For he never really grew up emotionally normal due to the burden that was quite unfairly placed on him, and this in turn led to the many misfortunes that would fall him throughout his life. Mary Shelley's "Frankenstein" was filled with tales of loss and abandonment and creation and recovery. Creation and recovery start off the tale of Frankenstein but soon abandonment and loss soon beset the stage of fate. Upon the discovery of his newly found abandonment the creature by who Victor Frankenstein created really got to show us the effects of abandonment on a man-child. The story in my eyes has quite a few hidden subplots that are made to be discovered and interpreted differently by every different reader that crosses paths with this story. For I see in parts of this story I see Mary Shelley trying to tell us that creation falls upon the duty of no man and that only God shall be the all mighty maker of man.

That's one of my interpretations of the story. Again one can only conceive upon what it would be like to create such an atrocity, yet Victor gives us quite a description, "he was ugly then, but when those muscles and joints were rendered capable of motion, it became a thing such as even Dante could not have conceived. So if by ranking all of the texts in accordance with having loss / abandonment and recovery / creation as pre-requisites for the order than it would be clear that this by far outranks any of the texts that we have read up to. Again that's my personal opinion, which is in itself questionable, but nonetheless I give it to you When I start to read the works of Sigmund Freud I get the overwhelming sense that he mainly deals with recovery and creation. The work I read of his in class was "The Interpretation of Dreams".

I've read a few of Freud's other works on my own and I know doubt come to the conclusion that he is crazy with dealing with recovery and creation. In reading his incept Freud goes on talking about dreams and what they mean through our subconscious minds. Freud deals a lot with sexual subconscious thoughts to and what they mean as far to our normal thinking. A great example of how he worked this way was that, he said if people had a lot of dreams about being in a train with a member of the opposite sex or even a member of the same sex that they knew and they were constantly going in and out of tunnels, then it meant that their subconscious was telling this particular individual that they wanted a great deal to have sexual intercourse with this person. Some of his notions and theories on the human sub-conscious and sexuality were quite strange and off the wall, but they all had a sensibleness to them that made it hard to ignore that he could be on to something. In the scheme of things though it just seems to me that he is always intrigued by and interested with recovery and creation in the sense that he is always trying to recover the actual meaning behind dreams so that he could find out what's going on in our sub-conscious and therefore create a little knowledge into what the sub-conscious really can tell us about a person true feelings, emotions, and thoughts.
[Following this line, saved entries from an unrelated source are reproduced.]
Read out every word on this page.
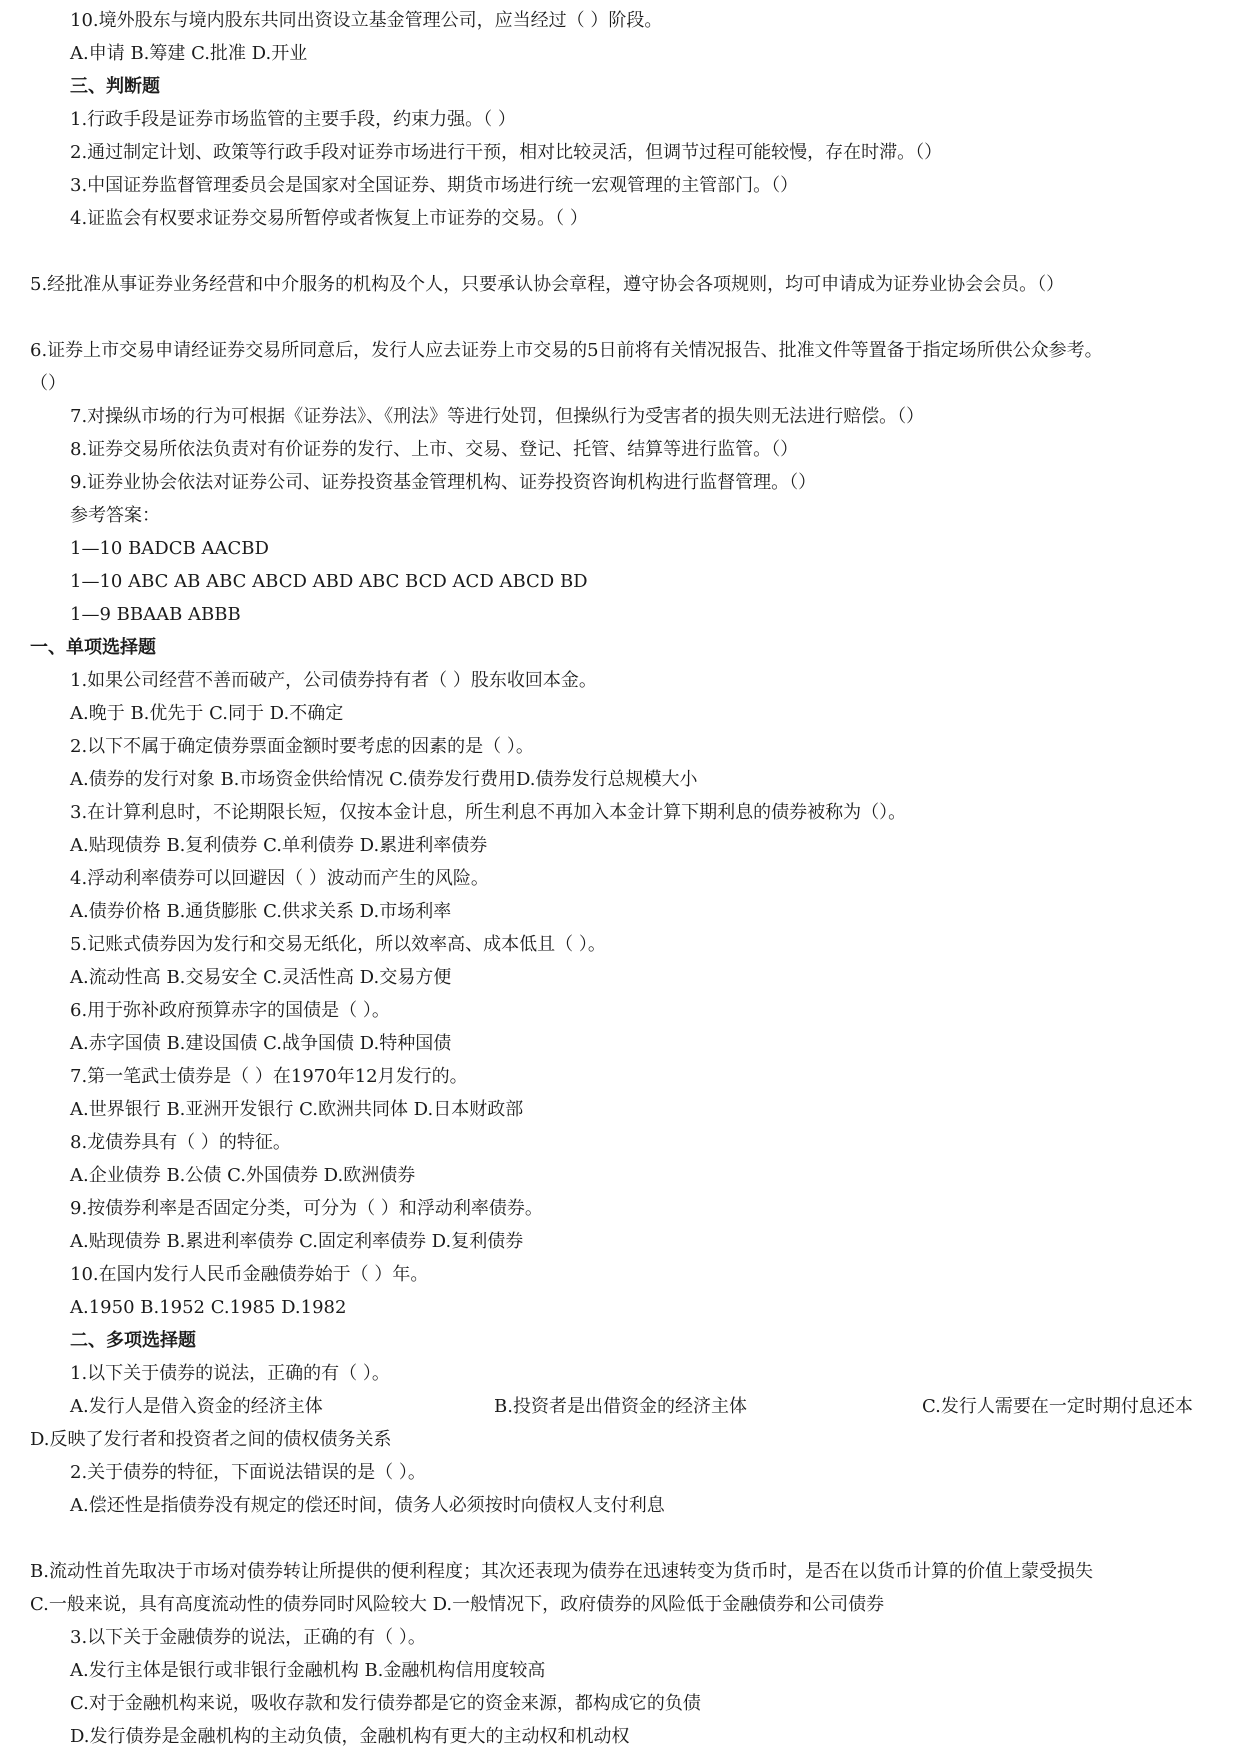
10.境外股东与境内股东共同出资设立基金管理公司，应当经过（ ）阶段。
A.申请 B.筹建 C.批准 D.开业
三、判断题
1.行政手段是证券市场监管的主要手段，约束力强。（ ）
2.通过制定计划、政策等行政手段对证券市场进行干预，相对比较灵活，但调节过程可能较慢，存在时滞。（）
3.中国证券监督管理委员会是国家对全国证券、期货市场进行统一宏观管理的主管部门。（）
4.证监会有权要求证券交易所暂停或者恢复上市证券的交易。（ ）
5.经批准从事证券业务经营和中介服务的机构及个人，只要承认协会章程，遵守协会各项规则，均可申请成为证券业协会会员。（）
6.证券上市交易申请经证券交易所同意后，发行人应去证券上市交易的5日前将有关情况报告、批准文件等置备于指定场所供公众参考。
（）
7.对操纵市场的行为可根据《证券法》、《刑法》等进行处罚，但操纵行为受害者的损失则无法进行赔偿。（）
8.证券交易所依法负责对有价证券的发行、上市、交易、登记、托管、结算等进行监管。（）
9.证券业协会依法对证券公司、证券投资基金管理机构、证券投资咨询机构进行监督管理。（）
参考答案：
1—10 BADCB AACBD
1—10 ABC AB ABC ABCD ABD ABC BCD ACD ABCD BD
1—9 BBAAB ABBB
一、单项选择题
1.如果公司经营不善而破产，公司债券持有者（ ）股东收回本金。
A.晚于 B.优先于 C.同于 D.不确定
2.以下不属于确定债券票面金额时要考虑的因素的是（ ）。
A.债券的发行对象 B.市场资金供给情况 C.债券发行费用D.债券发行总规模大小
3.在计算利息时，不论期限长短，仅按本金计息，所生利息不再加入本金计算下期利息的债券被称为（）。
A.贴现债券 B.复利债券 C.单利债券 D.累进利率债券
4.浮动利率债券可以回避因（ ）波动而产生的风险。
A.债券价格 B.通货膨胀 C.供求关系 D.市场利率
5.记账式债券因为发行和交易无纸化，所以效率高、成本低且（ ）。
A.流动性高 B.交易安全 C.灵活性高 D.交易方便
6.用于弥补政府预算赤字的国债是（ ）。
A.赤字国债 B.建设国债 C.战争国债 D.特种国债
7.第一笔武士债券是（ ）在1970年12月发行的。
A.世界银行 B.亚洲开发银行 C.欧洲共同体 D.日本财政部
8.龙债券具有（ ）的特征。
A.企业债券 B.公债 C.外国债券 D.欧洲债券
9.按债券利率是否固定分类，可分为（ ）和浮动利率债券。
A.贴现债券 B.累进利率债券 C.固定利率债券 D.复利债券
10.在国内发行人民币金融债券始于（ ）年。
A.1950 B.1952 C.1985 D.1982
二、多项选择题
1.以下关于债券的说法，正确的有（ ）。
A.发行人是借入资金的经济主体	B.投资者是出借资金的经济主体	C.发行人需要在一定时期付息还本
D.反映了发行者和投资者之间的债权债务关系
2.关于债券的特征，下面说法错误的是（ ）。
A.偿还性是指债券没有规定的偿还时间，债务人必须按时向债权人支付利息
B.流动性首先取决于市场对债券转让所提供的便利程度；其次还表现为债券在迅速转变为货币时，是否在以货币计算的价值上蒙受损失
C.一般来说，具有高度流动性的债券同时风险较大 D.一般情况下，政府债券的风险低于金融债券和公司债券
3.以下关于金融债券的说法，正确的有（ ）。
A.发行主体是银行或非银行金融机构 B.金融机构信用度较高
C.对于金融机构来说，吸收存款和发行债券都是它的资金来源，都构成它的负债
D.发行债券是金融机构的主动负债，金融机构有更大的主动权和机动权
Sigmund Freud if he was around this day and age could have discovered far more now than he ever did back then with all of the new technology and other equipment that could have been at his disposal. I also felt that he was always onto something but could never really get over the top of the hill, nonetheless he was right there, "The relation of our typical dreams to fairy-tales and other fiction and poetry is neither sporadic nor accidental". What does this mean. In my opinion it meant that he knew what the truth behind it was, but that he couldn't back it up with the scientific proof yet to show the people that he was right.